Editing must always be the final step before publishing.
(That’s “do as I say, not as I do” advice. Every time I’ve rushed to publish a book, thinking my latest creative additions were superb and needed no further editing, I’ve regretted it.)
Why I’m Telling You This
Right now, I’m going through nearly a dozen past books. I wrote some of them over a decade ago. Others are more recent. All of them desperately need improvements, but — until recently — I hadn’t a clue how to fix them.
Thank heavens for a recent “ah-HA!” moment, when I read William Martell’s book, Act Two Secrets. It’s brilliant, and identified a big Achilles heel in my writing.
Then I read Finish Your Book in Three Drafts… While You Still Love It, by Stuart Horwitz. It gave me a step-by-step way to analyze my books and improve them.
I’ll talk about the Horwitz book in a future article.

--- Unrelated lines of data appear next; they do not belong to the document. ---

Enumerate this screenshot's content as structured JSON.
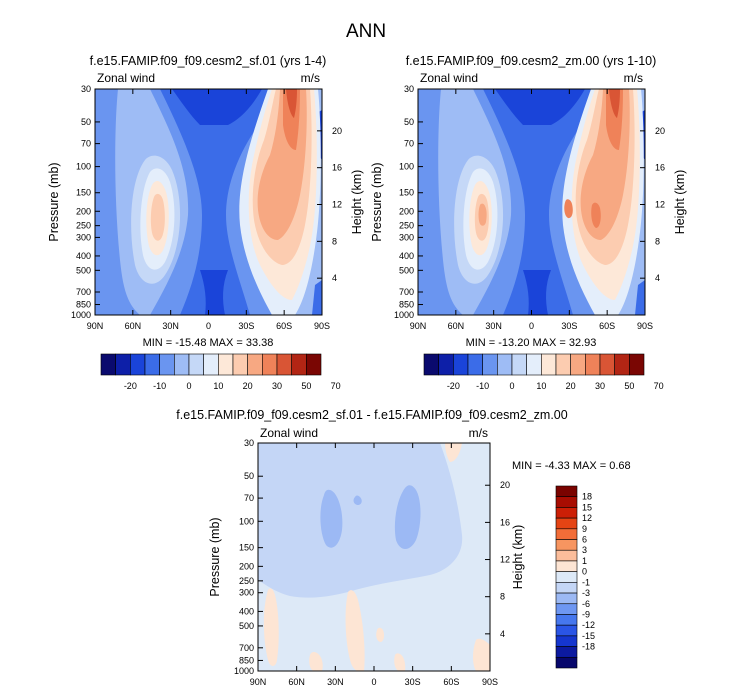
{
  "page_title": "ANN",
  "colors": {
    "diverging_scale": [
      "#0a0a6e",
      "#0d1fa8",
      "#1a44d9",
      "#3b6ce8",
      "#6a95f0",
      "#9ebcf5",
      "#c5d8f7",
      "#e4eefb",
      "#fde8d8",
      "#fcccb0",
      "#f7a882",
      "#ef8259",
      "#d95535",
      "#b22514",
      "#7a0603"
    ],
    "diff_scale": [
      "#07076b",
      "#0c1aa0",
      "#1536cf",
      "#2a55e6",
      "#4677ee",
      "#6e97f2",
      "#9cb9f4",
      "#c4d6f6",
      "#dde9f7",
      "#fde5d4",
      "#fbbd9b",
      "#f79560",
      "#f26d38",
      "#e54414",
      "#cc1f06",
      "#a80d02",
      "#7a0300"
    ]
  },
  "chart_data": [
    {
      "id": "panel1",
      "type": "contour",
      "title": "f.e15.FAMIP.f09_f09.cesm2_sf.01 (yrs 1-4)",
      "left_label": "Zonal wind",
      "right_label": "m/s",
      "ylabel": "Pressure (mb)",
      "ylabel_right": "Height (km)",
      "x_ticks": [
        "90N",
        "60N",
        "30N",
        "0",
        "30S",
        "60S",
        "90S"
      ],
      "y_ticks": [
        30,
        50,
        70,
        100,
        150,
        200,
        250,
        300,
        400,
        500,
        700,
        850,
        1000
      ],
      "height_ticks": [
        4,
        8,
        12,
        16,
        20
      ],
      "min_max": "MIN = -15.48  MAX = 33.38",
      "colorbar_labels": [
        "-20",
        "-10",
        "0",
        "10",
        "20",
        "30",
        "50",
        "70"
      ]
    },
    {
      "id": "panel2",
      "type": "contour",
      "title": "f.e15.FAMIP.f09_f09.cesm2_zm.00 (yrs 1-10)",
      "left_label": "Zonal wind",
      "right_label": "m/s",
      "ylabel": "Pressure (mb)",
      "ylabel_right": "Height (km)",
      "x_ticks": [
        "90N",
        "60N",
        "30N",
        "0",
        "30S",
        "60S",
        "90S"
      ],
      "y_ticks": [
        30,
        50,
        70,
        100,
        150,
        200,
        250,
        300,
        400,
        500,
        700,
        850,
        1000
      ],
      "height_ticks": [
        4,
        8,
        12,
        16,
        20
      ],
      "min_max": "MIN = -13.20  MAX = 32.93",
      "colorbar_labels": [
        "-20",
        "-10",
        "0",
        "10",
        "20",
        "30",
        "50",
        "70"
      ]
    },
    {
      "id": "panel3",
      "type": "contour",
      "title": "f.e15.FAMIP.f09_f09.cesm2_sf.01 - f.e15.FAMIP.f09_f09.cesm2_zm.00",
      "left_label": "Zonal wind",
      "right_label": "m/s",
      "ylabel": "Pressure (mb)",
      "ylabel_right": "Height (km)",
      "x_ticks": [
        "90N",
        "60N",
        "30N",
        "0",
        "30S",
        "60S",
        "90S"
      ],
      "y_ticks": [
        30,
        50,
        70,
        100,
        150,
        200,
        250,
        300,
        400,
        500,
        700,
        850,
        1000
      ],
      "height_ticks": [
        4,
        8,
        12,
        16,
        20
      ],
      "min_max": "MIN = -4.33  MAX =  0.68",
      "colorbar_labels": [
        "18",
        "15",
        "12",
        "9",
        "6",
        "3",
        "1",
        "0",
        "-1",
        "-3",
        "-6",
        "-9",
        "-12",
        "-15",
        "-18"
      ]
    }
  ]
}
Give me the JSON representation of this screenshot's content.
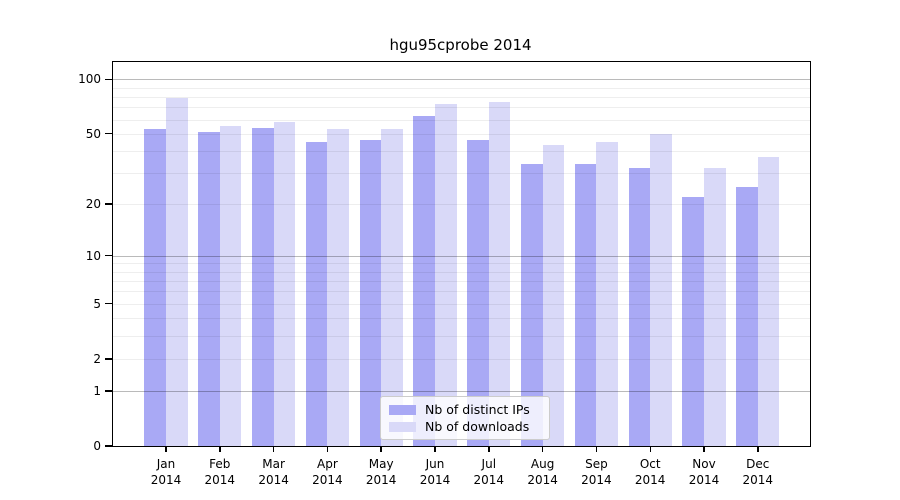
{
  "chart_data": {
    "type": "bar",
    "title": "hgu95cprobe 2014",
    "categories": [
      "Jan 2014",
      "Feb 2014",
      "Mar 2014",
      "Apr 2014",
      "May 2014",
      "Jun 2014",
      "Jul 2014",
      "Aug 2014",
      "Sep 2014",
      "Oct 2014",
      "Nov 2014",
      "Dec 2014"
    ],
    "series": [
      {
        "name": "Nb of distinct IPs",
        "color": "#a9a9f5",
        "values": [
          53,
          51,
          54,
          45,
          46,
          63,
          46,
          34,
          34,
          32,
          22,
          25
        ]
      },
      {
        "name": "Nb of downloads",
        "color": "#d9d9f8",
        "values": [
          79,
          55,
          58,
          53,
          53,
          73,
          75,
          43,
          45,
          50,
          32,
          37
        ]
      }
    ],
    "xlabel": "",
    "ylabel": "",
    "y_scale": "log1p",
    "y_ticks": [
      0,
      1,
      2,
      5,
      10,
      20,
      50,
      100
    ],
    "y_major_gridlines": [
      1,
      10,
      100
    ],
    "y_minor_gridlines": [
      2,
      3,
      4,
      5,
      6,
      7,
      8,
      9,
      20,
      30,
      40,
      50,
      60,
      70,
      80,
      90
    ],
    "ylim": [
      0,
      125
    ],
    "grid": "on",
    "legend_position": "bottom-center-inside"
  }
}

Meanwhile, though I think his concepts are brilliant and they’ve helped me a lot… his writing books swing between boring and so zany I’m not always sure what his point is.
If you’re determined to see what I mean, immediately, start with Finish Your Book…, preferably in print. If you get to the last page and wonder what in Hades you just read, get Blueprint Your Bestseller. The latter will be repetitive and boring, but it explains several points more clearly. Maybe.
If you can get past the boring & zany stuff, I think his approach is pure genius. (And, as I said, I’ll talk about it in a future article.)
About a week ago, I realized why my characters are generally flat and uninteresting. Maybe even unbelievable.
I’d been trying to construct them analytically, with endless “character interview” forms, etc.
That hasn’t worked.
Usually, all of my heroic characters sound like me, and all of my villains sound like Miss Smith, the seventh-grade English teacher who told me (often, and usually in front of the entire class) that I’d never be a writer.
By mid-book, even I am bored with my characters. They’re flat. Often, they’re far too predictable.
But, so far, character interviews have not sparked my creativity. Deciding that my character’s favorite color is blue, and she thinks ketchup is an abomination… that provides quirks but not character.
(If you want to try character interviews, talented author K. M. Weiland has generously shared 100+ Questions to Help You Interview Your Character. Clearly, her system works well for her, and many others.)
I’ve needed a right-brain, yin, creative approach to crafting characters. And that’s what I’ll talk about in my next article.
Meanwhile, take a look at your own writing process. Make sure creativity is in the driver’s seat when you’re coming up with ideas.
And then be sure you’re handing the reins to your analytical side when it’s time to see what works — and what doesn’t — in your first draft, and especially in the final version.